Note on a certain sums of integer parts (Q2777525)

Let \(l,p\) be odd primes and \(H_0\) a subgroup of \(({\mathbb Z}/p^n{\mathbb Z})^*\) of index \(l\). A subset \(T_i\) of a coset \(H_i\) of \(H_0\) in \(({\mathbb Z}/p^n{\mathbb Z})^*\) is called a semisystem (in \(H_i\)) if for each \(x\in H_i\) exactly one of the residue classes \(x\), \(-x\) belongs to \(T_i\). Further, let \(\varepsilon =1\) if \(2\nmid a\), and \(\varepsilon =0\) if \(2|a\).
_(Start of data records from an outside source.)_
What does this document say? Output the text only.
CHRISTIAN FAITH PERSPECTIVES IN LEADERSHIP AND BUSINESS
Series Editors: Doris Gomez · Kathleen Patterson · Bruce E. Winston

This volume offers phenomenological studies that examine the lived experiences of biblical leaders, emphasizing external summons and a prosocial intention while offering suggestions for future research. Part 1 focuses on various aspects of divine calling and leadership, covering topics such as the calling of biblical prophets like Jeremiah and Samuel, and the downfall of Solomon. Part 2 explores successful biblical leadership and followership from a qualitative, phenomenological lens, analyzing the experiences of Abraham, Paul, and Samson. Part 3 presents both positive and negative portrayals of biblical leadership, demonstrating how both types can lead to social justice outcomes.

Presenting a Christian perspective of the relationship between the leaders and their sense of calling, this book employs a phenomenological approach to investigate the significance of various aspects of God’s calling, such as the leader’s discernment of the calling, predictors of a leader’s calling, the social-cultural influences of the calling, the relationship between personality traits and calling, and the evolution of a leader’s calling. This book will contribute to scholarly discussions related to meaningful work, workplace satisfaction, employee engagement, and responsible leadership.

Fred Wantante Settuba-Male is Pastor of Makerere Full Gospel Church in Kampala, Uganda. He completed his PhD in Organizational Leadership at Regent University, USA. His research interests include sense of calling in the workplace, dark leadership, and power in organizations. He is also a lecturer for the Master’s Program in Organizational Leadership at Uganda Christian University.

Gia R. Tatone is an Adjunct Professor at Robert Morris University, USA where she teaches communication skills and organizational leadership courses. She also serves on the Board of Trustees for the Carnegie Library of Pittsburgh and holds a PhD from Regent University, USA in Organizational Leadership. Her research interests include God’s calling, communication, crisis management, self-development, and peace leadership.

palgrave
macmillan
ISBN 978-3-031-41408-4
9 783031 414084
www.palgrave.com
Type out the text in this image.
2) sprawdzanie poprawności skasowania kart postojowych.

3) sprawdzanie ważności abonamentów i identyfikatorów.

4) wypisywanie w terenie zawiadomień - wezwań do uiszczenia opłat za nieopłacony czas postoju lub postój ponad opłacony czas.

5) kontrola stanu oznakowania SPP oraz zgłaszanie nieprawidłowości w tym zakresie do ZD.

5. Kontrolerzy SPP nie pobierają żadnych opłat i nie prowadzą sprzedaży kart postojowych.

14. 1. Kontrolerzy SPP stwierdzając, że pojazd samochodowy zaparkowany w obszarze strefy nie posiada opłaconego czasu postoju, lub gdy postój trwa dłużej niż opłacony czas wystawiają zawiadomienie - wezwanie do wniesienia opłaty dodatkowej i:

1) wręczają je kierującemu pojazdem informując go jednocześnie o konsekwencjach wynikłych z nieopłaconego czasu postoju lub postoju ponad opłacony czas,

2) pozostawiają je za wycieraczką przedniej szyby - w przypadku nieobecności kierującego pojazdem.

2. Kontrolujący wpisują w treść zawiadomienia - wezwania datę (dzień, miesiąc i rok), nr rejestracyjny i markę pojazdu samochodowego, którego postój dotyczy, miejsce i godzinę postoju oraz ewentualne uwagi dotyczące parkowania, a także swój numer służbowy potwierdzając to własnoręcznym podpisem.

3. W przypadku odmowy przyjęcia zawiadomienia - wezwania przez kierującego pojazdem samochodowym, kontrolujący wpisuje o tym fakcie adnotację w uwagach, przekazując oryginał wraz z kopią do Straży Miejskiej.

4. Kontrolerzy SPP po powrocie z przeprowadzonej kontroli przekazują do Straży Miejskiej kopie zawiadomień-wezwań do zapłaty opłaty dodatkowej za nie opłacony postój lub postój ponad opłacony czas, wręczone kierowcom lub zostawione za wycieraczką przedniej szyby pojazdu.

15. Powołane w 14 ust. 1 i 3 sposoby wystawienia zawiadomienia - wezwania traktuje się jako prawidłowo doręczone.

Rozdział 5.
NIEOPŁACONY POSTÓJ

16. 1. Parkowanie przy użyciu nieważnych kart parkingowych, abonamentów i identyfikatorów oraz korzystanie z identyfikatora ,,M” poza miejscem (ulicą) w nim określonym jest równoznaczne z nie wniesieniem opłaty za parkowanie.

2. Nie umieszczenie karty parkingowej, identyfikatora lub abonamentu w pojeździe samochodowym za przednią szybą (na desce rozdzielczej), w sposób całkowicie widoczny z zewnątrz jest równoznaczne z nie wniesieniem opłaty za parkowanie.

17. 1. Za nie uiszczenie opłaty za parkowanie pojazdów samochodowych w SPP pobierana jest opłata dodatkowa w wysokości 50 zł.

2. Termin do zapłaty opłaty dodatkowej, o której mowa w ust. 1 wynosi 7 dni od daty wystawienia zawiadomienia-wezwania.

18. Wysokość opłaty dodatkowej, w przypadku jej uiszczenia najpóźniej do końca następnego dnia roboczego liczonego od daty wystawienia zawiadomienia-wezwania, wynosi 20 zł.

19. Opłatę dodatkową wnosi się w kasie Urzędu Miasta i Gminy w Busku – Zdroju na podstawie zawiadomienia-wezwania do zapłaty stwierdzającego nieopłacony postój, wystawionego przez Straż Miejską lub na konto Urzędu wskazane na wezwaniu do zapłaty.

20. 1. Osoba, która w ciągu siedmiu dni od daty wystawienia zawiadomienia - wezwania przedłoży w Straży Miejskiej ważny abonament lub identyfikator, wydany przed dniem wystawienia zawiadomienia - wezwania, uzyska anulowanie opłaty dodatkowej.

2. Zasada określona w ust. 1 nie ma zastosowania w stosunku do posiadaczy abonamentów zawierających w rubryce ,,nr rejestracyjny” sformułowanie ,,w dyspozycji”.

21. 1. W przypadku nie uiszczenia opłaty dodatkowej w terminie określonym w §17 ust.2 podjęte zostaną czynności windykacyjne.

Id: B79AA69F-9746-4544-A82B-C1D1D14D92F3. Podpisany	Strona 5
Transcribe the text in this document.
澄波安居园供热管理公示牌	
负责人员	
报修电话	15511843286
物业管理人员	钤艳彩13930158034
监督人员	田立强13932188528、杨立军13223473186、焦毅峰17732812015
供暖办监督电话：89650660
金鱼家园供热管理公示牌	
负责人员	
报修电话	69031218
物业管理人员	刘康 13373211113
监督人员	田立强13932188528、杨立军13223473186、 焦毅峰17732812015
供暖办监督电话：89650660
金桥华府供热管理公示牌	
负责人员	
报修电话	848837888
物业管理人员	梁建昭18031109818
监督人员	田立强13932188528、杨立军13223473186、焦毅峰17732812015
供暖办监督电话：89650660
Define \(g(a,i)=\sum _{z\in T_i} (\lfloor a\varepsilon z/p^n\rfloor -\lfloor \varepsilon z/p^n\rfloor)\) and \(G\) as the set of all \(a\in ({\mathbb Z}/p^n{\mathbb Z})^*\) with \(g(a,i)=g(a,j)\pmod {2}\) for all \(i,j\in I\) (here \(\lfloor \cdot \rfloor \) denotes the Gauss brackets). Let \(K\) be a real number field of prime conductor \(p\) and \([K:{\mathbb Q}]=l\). The author proves that if \(2\) is a primitive root modulo \(l\) and \(2\) is not an \(l\)th power modulo \(p\), then \(G=({\mathbb Z}/p^n{\mathbb Z})^*\) if and only if \(h_K\) is even.